Community-Based Early-Stage Chronic Kidney Disease Screening using Explainable Machine Learning for Low-Resource Settings

arXiv:2601.01119v2 Announce Type: replace Abstract: Early detection of chronic kidney disease (CKD) is essential for preventing progression to end-stage renal disease. However, existing screening tools - primarily developed using populations from high-income countries - often underperform in Bangladesh and South Asia, where risk profiles differ. Most of these tools rely on simple additive scoring functions and are based on data from patients with advanced-stage CKD. Consequently, they fail to capture complex interactions among risk factors and are limited in predicting early-stage CKD. Our objective was to develop and evaluate an explainable machine learning (ML) framework for community-based early-stage CKD screening for low-resource settings, tailored to the Bangladeshi and South Asian population context.

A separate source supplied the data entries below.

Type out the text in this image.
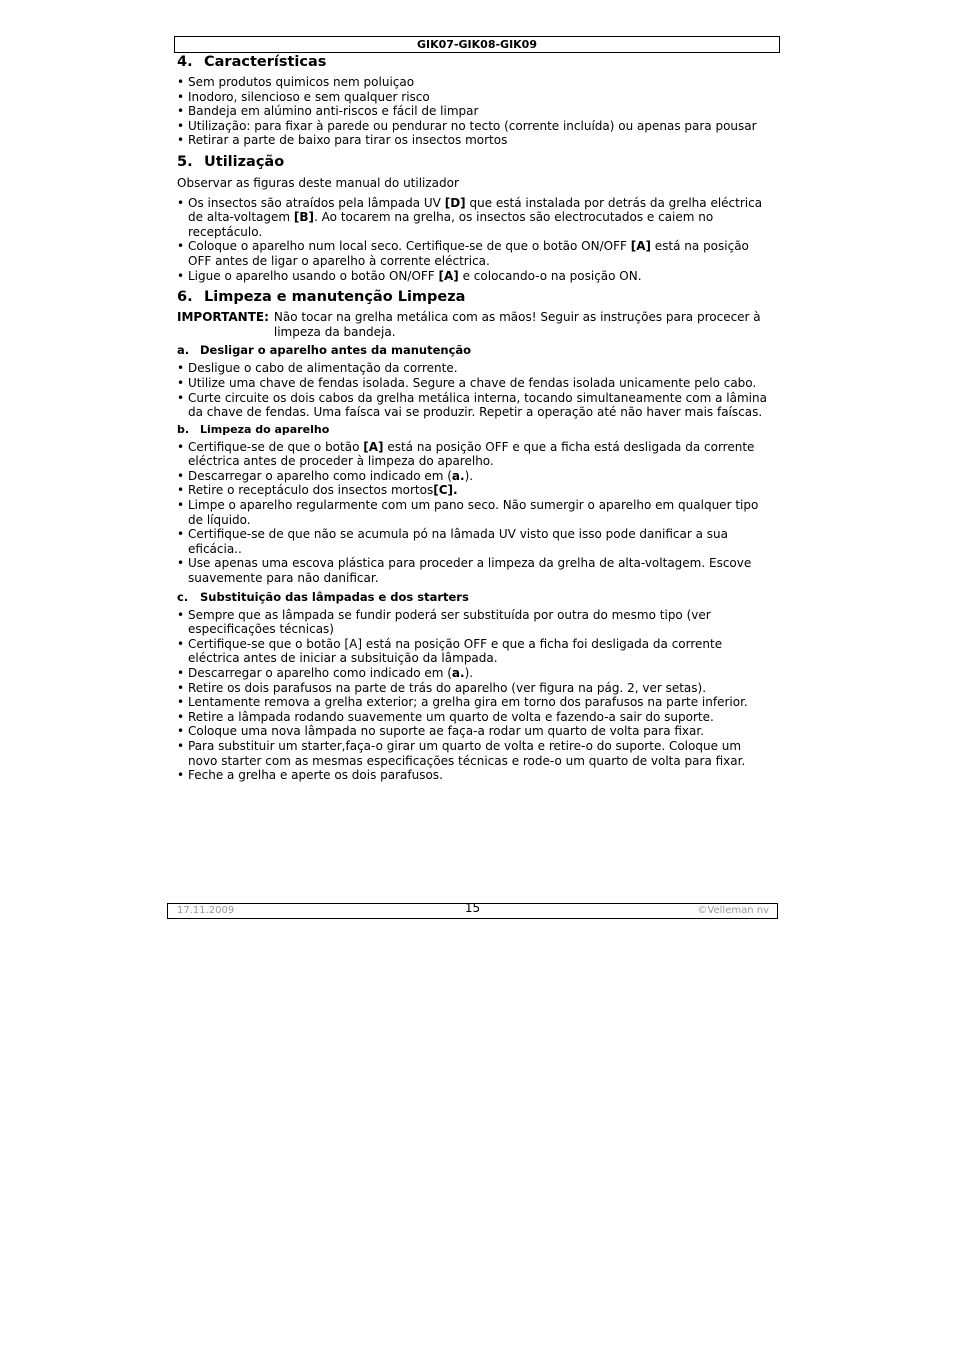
GIK07-GIK08-GIK09
4. Características
• Sem produtos quimicos nem poluiçao
• Inodoro, silencioso e sem qualquer risco
• Bandeja em alúmino anti-riscos e fácil de limpar
• Utilização: para fixar à parede ou pendurar no tecto (corrente incluída) ou apenas para pousar
• Retirar a parte de baixo para tirar os insectos mortos
5. Utilização

Observar as figuras deste manual do utilizador

• Os insectos são atraídos pela lâmpada UV [D] que está instalada por detrás da grelha eléctrica de alta-voltagem [B]. Ao tocarem na grelha, os insectos são electrocutados e caiem no receptáculo.
• Coloque o aparelho num local seco. Certifique-se de que o botão ON/OFF [A] está na posição OFF antes de ligar o aparelho à corrente eléctrica.
• Ligue o aparelho usando o botão ON/OFF [A] e colocando-o na posição ON.
6. Limpeza e manutenção Limpeza
IMPORTANTE: Não tocar na grelha metálica com as mãos! Seguir as instruções para procecer à limpeza da bandeja.
a. Desligar o aparelho antes da manutenção
• Desligue o cabo de alimentação da corrente.
• Utilize uma chave de fendas isolada. Segure a chave de fendas isolada unicamente pelo cabo.
• Curte circuite os dois cabos da grelha metálica interna, tocando simultaneamente com a lâmina da chave de fendas. Uma faísca vai se produzir. Repetir a operação até não haver mais faíscas.
b. Limpeza do aparelho
• Certifique-se de que o botão [A] está na posição OFF e que a ficha está desligada da corrente eléctrica antes de proceder à limpeza do aparelho.
• Descarregar o aparelho como indicado em (a.).
• Retire o receptáculo dos insectos mortos[C].
• Limpe o aparelho regularmente com um pano seco. Não sumergir o aparelho em qualquer tipo de líquido.
• Certifique-se de que não se acumula pó na lâmada UV visto que isso pode danificar a sua eficácia..
• Use apenas uma escova plástica para proceder a limpeza da grelha de alta-voltagem. Escove suavemente para não danificar.
c. Substituição das lâmpadas e dos starters
• Sempre que as lâmpada se fundir poderá ser substituída por outra do mesmo tipo (ver especificações técnicas)
• Certifique-se que o botão [A] está na posição OFF e que a ficha foi desligada da corrente eléctrica antes de iniciar a subsituição da lâmpada.
• Descarregar o aparelho como indicado em (a.).
• Retire os dois parafusos na parte de trás do aparelho (ver figura na pág. 2, ver setas).
• Lentamente remova a grelha exterior; a grelha gira em torno dos parafusos na parte inferior.
• Retire a lâmpada rodando suavemente um quarto de volta e fazendo-a sair do suporte.
• Coloque uma nova lâmpada no suporte ae faça-a rodar um quarto de volta para fixar.
• Para substituir um starter,faça-o girar um quarto de volta e retire-o do suporte. Coloque um novo starter com as mesmas especificações técnicas e rode-o um quarto de volta para fixar.
• Feche a grelha e aperte os dois parafusos.
17.11.2009	15	©Velleman nv
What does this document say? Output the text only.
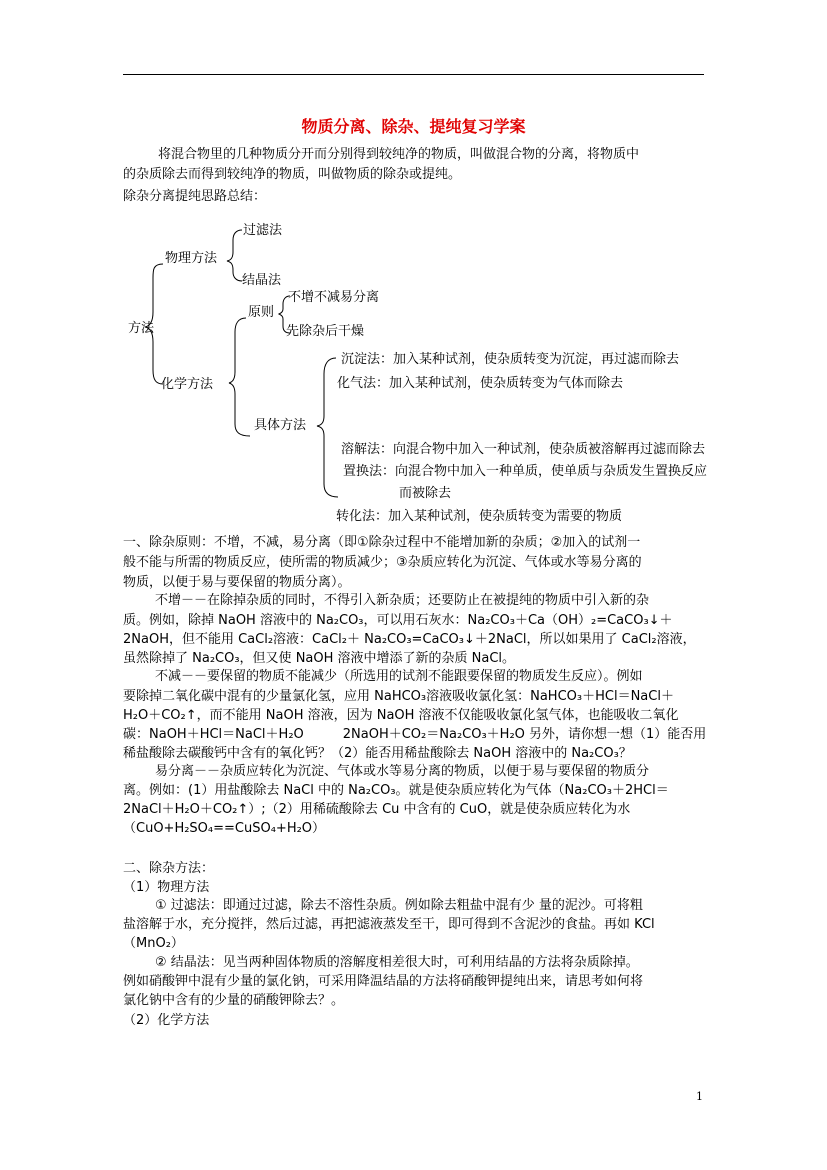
物质分离、除杂、提纯复习学案
将混合物里的几种物质分开而分别得到较纯净的物质，叫做混合物的分离，将物质中
的杂质除去而得到较纯净的物质，叫做物质的除杂或提纯。
除杂分离提纯思路总结：
方法
物理方法
过滤法
结晶法
化学方法
原则
不增不减易分离
先除杂后干燥
具体方法
沉淀法：加入某种试剂，使杂质转变为沉淀，再过滤而除去
化气法：加入某种试剂，使杂质转变为气体而除去
溶解法：向混合物中加入一种试剂，使杂质被溶解再过滤而除去
置换法：向混合物中加入一种单质，使单质与杂质发生置换反应
而被除去
转化法：加入某种试剂，使杂质转变为需要的物质
一、除杂原则：不增，不减，易分离（即①除杂过程中不能增加新的杂质；②加入的试剂一
般不能与所需的物质反应，使所需的物质减少；③杂质应转化为沉淀、气体或水等易分离的
物质，以便于易与要保留的物质分离）。
不增－－在除掉杂质的同时，不得引入新杂质；还要防止在被提纯的物质中引入新的杂
质。例如，除掉 NaOH 溶液中的 Na₂CO₃，可以用石灰水：Na₂CO₃＋Ca（OH）₂=CaCO₃↓＋
2NaOH，但不能用 CaCl₂溶液：CaCl₂＋ Na₂CO₃=CaCO₃↓＋2NaCl，所以如果用了 CaCl₂溶液，
虽然除掉了 Na₂CO₃，但又使 NaOH 溶液中增添了新的杂质 NaCl。
不减－－要保留的物质不能减少（所选用的试剂不能跟要保留的物质发生反应）。例如
要除掉二氧化碳中混有的少量氯化氢，应用 NaHCO₃溶液吸收氯化氢：NaHCO₃＋HCl＝NaCl＋
H₂O＋CO₂↑，而不能用 NaOH 溶液，因为 NaOH 溶液不仅能吸收氯化氢气体，也能吸收二氧化
碳：NaOH＋HCl＝NaCl＋H₂O　　　2NaOH＋CO₂＝Na₂CO₃＋H₂O 另外，请你想一想（1）能否用
稀盐酸除去碳酸钙中含有的氧化钙？（2）能否用稀盐酸除去 NaOH 溶液中的 Na₂CO₃？
易分离－－杂质应转化为沉淀、气体或水等易分离的物质，以便于易与要保留的物质分
离。例如：(1）用盐酸除去 NaCl 中的 Na₂CO₃。就是使杂质应转化为气体（Na₂CO₃＋2HCl＝
2NaCl＋H₂O＋CO₂↑）;（2）用稀硫酸除去 Cu 中含有的 CuO，就是使杂质应转化为水
（CuO+H₂SO₄==CuSO₄+H₂O）
二、除杂方法：
（1）物理方法
① 过滤法：即通过过滤，除去不溶性杂质。例如除去粗盐中混有少 量的泥沙。可将粗
盐溶解于水，充分搅拌，然后过滤，再把滤液蒸发至干，即可得到不含泥沙的食盐。再如 KCl
（MnO₂）
② 结晶法：见当两种固体物质的溶解度相差很大时，可利用结晶的方法将杂质除掉。
例如硝酸钾中混有少量的氯化钠，可采用降温结晶的方法将硝酸钾提纯出来，请思考如何将
氯化钠中含有的少量的硝酸钾除去？。
（2）化学方法
1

A community-based CKD dataset from Bangladesh was used to develop predictive models. Variables were organized into clinically meaningful feature groups, and ten complementary feature selection methods were applied to identify robust predictor subsets. Twelve ML classifiers were evaluated using nested cross-validation. Model performance was benchmarked against established CKD screening tools and externally validated on three independent datasets from India, the UAE, and Bangladesh. SHAP was used to interpret model predictions. An ML model trained on an RFECV-selected feature subset achieved a balanced accuracy of 90.40%, whereas minimal non-pathology-test features demonstrated excellent predictive capability with a balanced accuracy of 89.23%, often outperforming larger or full feature sets. Compared with existing screening tools, the proposed models achieved substantially higher accuracy and sensitivity while requiring fewer and more accessible inputs. External validation confirmed strong generalizability with 78% to 98% sensitivity.